APIs evolve. Versioning lets you change the API without breaking existing clients.

URL Versioning

GET /v1/users
GET /v2/users
  • Most common approach. Used by Stripe, GitHub, Google.
  • Simple to understand, easy to route, CDN-friendly.
  • Downside: URL changes when version changes.
  • Recommended for most public APIs.

Header Versioning

GET /users
Accept: application/vnd.myapi.v2+json

Or custom header: X-API-Version: 2.

  • URLs stay clean and stable.
  • More aligned with REST principles (content negotiation).
  • Harder to test (cannot just change URL in browser).
  • Harder for CDNs to cache (need Vary header).

Backward Compatibility

What is safe: - Adding new fields to response -> safe (clients should ignore unknown fields). - Adding new optional query parameters -> safe. - Adding new endpoints -> safe.

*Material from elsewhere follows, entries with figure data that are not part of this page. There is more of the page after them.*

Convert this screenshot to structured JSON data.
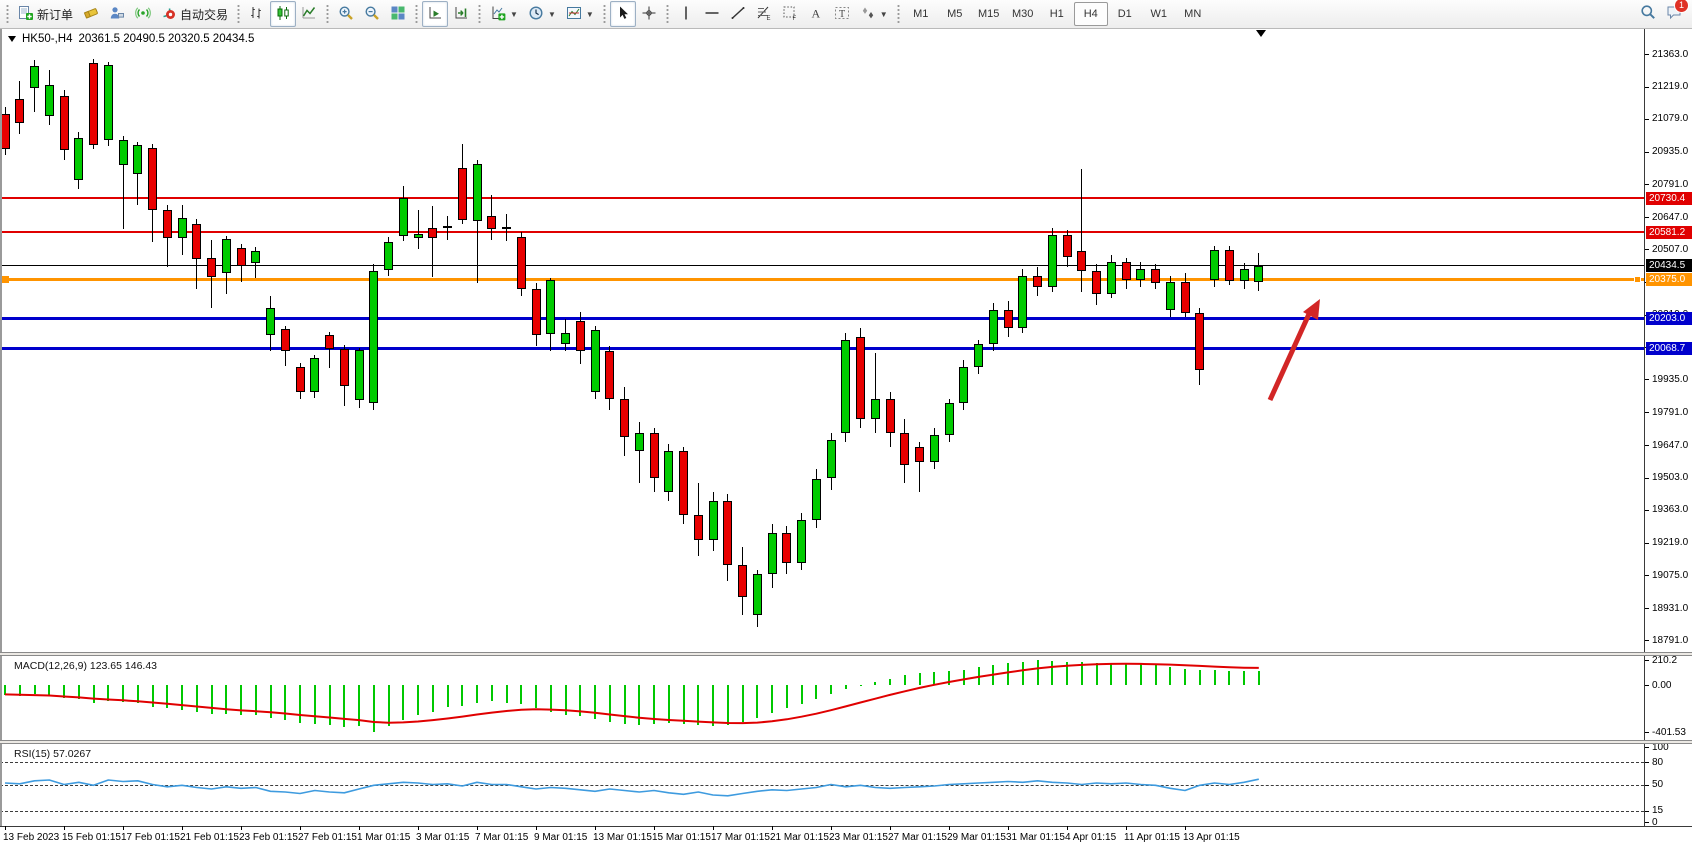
{
  "window": {
    "notification_count": "1"
  },
  "toolbar": {
    "groups": [
      [
        {
          "name": "new-order",
          "label": "新订单"
        },
        {
          "name": "eraser"
        },
        {
          "name": "publisher"
        },
        {
          "name": "news"
        },
        {
          "name": "auto-trading",
          "label": "自动交易"
        }
      ],
      [
        {
          "name": "bar-chart"
        },
        {
          "name": "candlestick-chart",
          "active": true
        },
        {
          "name": "line-chart"
        }
      ],
      [
        {
          "name": "zoom-in"
        },
        {
          "name": "zoom-out"
        },
        {
          "name": "tile-windows"
        }
      ],
      [
        {
          "name": "auto-scroll",
          "active": true
        },
        {
          "name": "chart-shift"
        }
      ],
      [
        {
          "name": "add-indicator",
          "caret": true
        },
        {
          "name": "periods",
          "caret": true
        },
        {
          "name": "templates",
          "caret": true
        }
      ],
      [
        {
          "name": "cursor",
          "active": true
        },
        {
          "name": "crosshair"
        }
      ],
      [
        {
          "name": "vertical-line"
        },
        {
          "name": "horizontal-line"
        },
        {
          "name": "trend-line"
        },
        {
          "name": "fibonacci"
        },
        {
          "name": "cycle-grid"
        },
        {
          "name": "text"
        },
        {
          "name": "text-label"
        },
        {
          "name": "arrows",
          "caret": true
        }
      ]
    ],
    "timeframes": [
      "M1",
      "M5",
      "M15",
      "M30",
      "H1",
      "H4",
      "D1",
      "W1",
      "MN"
    ],
    "active_timeframe": "H4"
  },
  "chart": {
    "title": "HK50-,H4",
    "ohlc_display": "20361.5 20490.5 20320.5 20434.5",
    "price_ticks": [
      "21363.0",
      "21219.0",
      "21079.0",
      "20935.0",
      "20791.0",
      "20647.0",
      "20507.0",
      "20363.0",
      "20219.0",
      "20079.0",
      "19935.0",
      "19791.0",
      "19647.0",
      "19503.0",
      "19363.0",
      "19219.0",
      "19075.0",
      "18931.0",
      "18791.0"
    ],
    "hlines": [
      {
        "price": 20730.4,
        "color": "#e00000",
        "width": 2,
        "badge": "20730.4"
      },
      {
        "price": 20581.2,
        "color": "#e00000",
        "width": 2,
        "badge": "20581.2"
      },
      {
        "price": 20434.5,
        "color": "#000000",
        "width": 1,
        "badge": "20434.5"
      },
      {
        "price": 20375.0,
        "color": "#ff9400",
        "width": 3,
        "badge": "20375.0",
        "handles": true
      },
      {
        "price": 20203.0,
        "color": "#0000cc",
        "width": 3,
        "badge": "20203.0"
      },
      {
        "price": 20068.7,
        "color": "#0000cc",
        "width": 3,
        "badge": "20068.7"
      }
    ],
    "time_labels": [
      "13 Feb 2023",
      "15 Feb 01:15",
      "17 Feb 01:15",
      "21 Feb 01:15",
      "23 Feb 01:15",
      "27 Feb 01:15",
      "1 Mar 01:15",
      "3 Mar 01:15",
      "7 Mar 01:15",
      "9 Mar 01:15",
      "13 Mar 01:15",
      "15 Mar 01:15",
      "17 Mar 01:15",
      "21 Mar 01:15",
      "23 Mar 01:15",
      "27 Mar 01:15",
      "29 Mar 01:15",
      "31 Mar 01:15",
      "4 Apr 01:15",
      "11 Apr 01:15",
      "13 Apr 01:15"
    ]
  },
  "chart_data": {
    "type": "candlestick",
    "symbol": "HK50-",
    "timeframe": "H4",
    "current_bar": {
      "open": 20361.5,
      "high": 20490.5,
      "low": 20320.5,
      "close": 20434.5
    },
    "support_resistance_levels": [
      20730.4,
      20581.2,
      20375.0,
      20203.0,
      20068.7
    ],
    "candles": [
      [
        21100,
        21130,
        20920,
        20945
      ],
      [
        21165,
        21245,
        21010,
        21060
      ],
      [
        21215,
        21337,
        21110,
        21310
      ],
      [
        21090,
        21295,
        21050,
        21225
      ],
      [
        21180,
        21205,
        20900,
        20940
      ],
      [
        20810,
        21020,
        20770,
        20995
      ],
      [
        21325,
        21340,
        20945,
        20965
      ],
      [
        20985,
        21330,
        20960,
        21315
      ],
      [
        20875,
        21005,
        20595,
        20985
      ],
      [
        20835,
        20975,
        20700,
        20965
      ],
      [
        20950,
        20970,
        20540,
        20680
      ],
      [
        20680,
        20700,
        20430,
        20555
      ],
      [
        20555,
        20700,
        20480,
        20645
      ],
      [
        20615,
        20640,
        20330,
        20465
      ],
      [
        20470,
        20545,
        20250,
        20385
      ],
      [
        20400,
        20565,
        20310,
        20550
      ],
      [
        20510,
        20530,
        20360,
        20430
      ],
      [
        20445,
        20515,
        20380,
        20500
      ],
      [
        20130,
        20300,
        20060,
        20250
      ],
      [
        20155,
        20170,
        19995,
        20060
      ],
      [
        19990,
        20005,
        19850,
        19880
      ],
      [
        19880,
        20040,
        19855,
        20030
      ],
      [
        20130,
        20145,
        19985,
        20070
      ],
      [
        20070,
        20085,
        19820,
        19905
      ],
      [
        19845,
        20075,
        19810,
        20065
      ],
      [
        19830,
        20440,
        19800,
        20410
      ],
      [
        20415,
        20560,
        20390,
        20540
      ],
      [
        20565,
        20785,
        20540,
        20730
      ],
      [
        20555,
        20680,
        20505,
        20575
      ],
      [
        20600,
        20695,
        20385,
        20555
      ],
      [
        20600,
        20650,
        20545,
        20610
      ],
      [
        20865,
        20970,
        20615,
        20635
      ],
      [
        20630,
        20900,
        20360,
        20880
      ],
      [
        20650,
        20745,
        20545,
        20595
      ],
      [
        20600,
        20660,
        20540,
        20605
      ],
      [
        20560,
        20580,
        20300,
        20330
      ],
      [
        20330,
        20360,
        20080,
        20130
      ],
      [
        20135,
        20380,
        20060,
        20370
      ],
      [
        20090,
        20200,
        20060,
        20140
      ],
      [
        20190,
        20230,
        20000,
        20060
      ],
      [
        19880,
        20170,
        19850,
        20150
      ],
      [
        20060,
        20080,
        19800,
        19850
      ],
      [
        19850,
        19900,
        19600,
        19680
      ],
      [
        19620,
        19750,
        19480,
        19700
      ],
      [
        19700,
        19720,
        19440,
        19500
      ],
      [
        19440,
        19650,
        19400,
        19620
      ],
      [
        19620,
        19640,
        19300,
        19340
      ],
      [
        19340,
        19480,
        19160,
        19230
      ],
      [
        19230,
        19440,
        19180,
        19400
      ],
      [
        19400,
        19430,
        19050,
        19120
      ],
      [
        19120,
        19200,
        18900,
        18980
      ],
      [
        18900,
        19100,
        18850,
        19080
      ],
      [
        19080,
        19300,
        19020,
        19260
      ],
      [
        19260,
        19290,
        19080,
        19130
      ],
      [
        19130,
        19350,
        19100,
        19320
      ],
      [
        19320,
        19540,
        19280,
        19500
      ],
      [
        19500,
        19700,
        19450,
        19670
      ],
      [
        19700,
        20140,
        19660,
        20110
      ],
      [
        20120,
        20160,
        19720,
        19760
      ],
      [
        19760,
        20050,
        19700,
        19850
      ],
      [
        19850,
        19880,
        19640,
        19700
      ],
      [
        19700,
        19760,
        19480,
        19560
      ],
      [
        19640,
        19660,
        19440,
        19570
      ],
      [
        19570,
        19720,
        19540,
        19690
      ],
      [
        19690,
        19850,
        19660,
        19830
      ],
      [
        19830,
        20020,
        19800,
        19990
      ],
      [
        19990,
        20110,
        19960,
        20090
      ],
      [
        20090,
        20270,
        20060,
        20240
      ],
      [
        20240,
        20280,
        20120,
        20160
      ],
      [
        20160,
        20420,
        20140,
        20390
      ],
      [
        20390,
        20430,
        20300,
        20340
      ],
      [
        20340,
        20600,
        20320,
        20570
      ],
      [
        20570,
        20590,
        20430,
        20470
      ],
      [
        20500,
        20860,
        20320,
        20410
      ],
      [
        20410,
        20440,
        20260,
        20310
      ],
      [
        20310,
        20480,
        20290,
        20450
      ],
      [
        20450,
        20470,
        20330,
        20370
      ],
      [
        20370,
        20450,
        20340,
        20420
      ],
      [
        20420,
        20440,
        20330,
        20360
      ],
      [
        20240,
        20390,
        20210,
        20363
      ],
      [
        20363,
        20400,
        20210,
        20226
      ],
      [
        20226,
        20250,
        19910,
        19976
      ],
      [
        20372,
        20520,
        20340,
        20503
      ],
      [
        20503,
        20520,
        20350,
        20365
      ],
      [
        20365,
        20445,
        20330,
        20420
      ],
      [
        20361.5,
        20490.5,
        20320.5,
        20434.5
      ]
    ],
    "indicators": {
      "macd": {
        "label": "MACD(12,26,9)",
        "display_values": "123.65 146.43",
        "scale_labels": [
          "210.2",
          "0.00",
          "-401.53"
        ],
        "histogram": [
          -85,
          -92,
          -80,
          -86,
          -112,
          -120,
          -150,
          -138,
          -148,
          -155,
          -185,
          -200,
          -212,
          -230,
          -248,
          -250,
          -255,
          -252,
          -280,
          -300,
          -328,
          -330,
          -340,
          -362,
          -352,
          -400,
          -350,
          -298,
          -258,
          -228,
          -190,
          -178,
          -150,
          -140,
          -152,
          -162,
          -200,
          -228,
          -252,
          -268,
          -290,
          -312,
          -330,
          -342,
          -330,
          -322,
          -332,
          -342,
          -352,
          -340,
          -318,
          -278,
          -238,
          -198,
          -158,
          -118,
          -78,
          -38,
          -8,
          22,
          52,
          82,
          102,
          112,
          122,
          132,
          152,
          172,
          190,
          200,
          210,
          205,
          200,
          196,
          191,
          187,
          182,
          177,
          168,
          152,
          140,
          132,
          126,
          122,
          122,
          123.65
        ],
        "signal": [
          -80,
          -84,
          -86,
          -90,
          -98,
          -106,
          -116,
          -124,
          -131,
          -139,
          -150,
          -161,
          -172,
          -184,
          -196,
          -207,
          -217,
          -224,
          -233,
          -244,
          -256,
          -267,
          -278,
          -290,
          -300,
          -316,
          -322,
          -320,
          -312,
          -300,
          -286,
          -270,
          -252,
          -236,
          -222,
          -212,
          -208,
          -210,
          -216,
          -226,
          -238,
          -252,
          -266,
          -280,
          -291,
          -299,
          -306,
          -313,
          -320,
          -325,
          -326,
          -321,
          -310,
          -293,
          -271,
          -245,
          -215,
          -183,
          -150,
          -117,
          -85,
          -54,
          -25,
          2,
          26,
          48,
          69,
          89,
          108,
          126,
          142,
          155,
          165,
          172,
          177,
          180,
          181,
          180,
          178,
          174,
          169,
          163,
          157,
          152,
          148,
          146.43
        ]
      },
      "rsi": {
        "label": "RSI(15)",
        "display_value": "57.0267",
        "scale_labels": [
          "100",
          "80",
          "50",
          "15",
          "0"
        ],
        "levels": [
          80,
          50,
          15
        ],
        "values": [
          52,
          51,
          55,
          56,
          50,
          53,
          49,
          56,
          54,
          55,
          50,
          47,
          49,
          46,
          44,
          47,
          45,
          46,
          41,
          40,
          38,
          42,
          40,
          39,
          44,
          49,
          51,
          53,
          52,
          50,
          51,
          48,
          53,
          50,
          50,
          47,
          44,
          46,
          45,
          43,
          41,
          44,
          42,
          40,
          42,
          39,
          37,
          40,
          36,
          35,
          38,
          41,
          43,
          42,
          44,
          46,
          50,
          47,
          49,
          46,
          45,
          46,
          47,
          48,
          50,
          51,
          52,
          53,
          54,
          53,
          55,
          53,
          52,
          50,
          52,
          51,
          52,
          50,
          49,
          45,
          42,
          49,
          52,
          50,
          53,
          57.03
        ]
      }
    }
  },
  "annotation_arrow": {
    "color": "#d22626"
  }
}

What breaks clients: - Removing fields from response -> breaking. - Renaming fields -> breaking. - Changing field types (string to integer) -> breaking. - Changing validation rules (making optional field required) -> breaking. - Changing error codes or response structure -> breaking.

Deprecation Strategy

  1. Announce: add Sunset: Sat, 01 Jan 2027 00:00:00 GMT header to responses.
  2. Document: publish deprecation notice in changelog and API docs.
  3. Monitor: track usage of deprecated version. Contact active users.
  4. Migrate: provide migration guide. Keep old version for 6-12 months minimum.
  5. Remove: shut down old version. Return 410 Gone. Use Deprecation header (RFC 8594) alongside Sunset.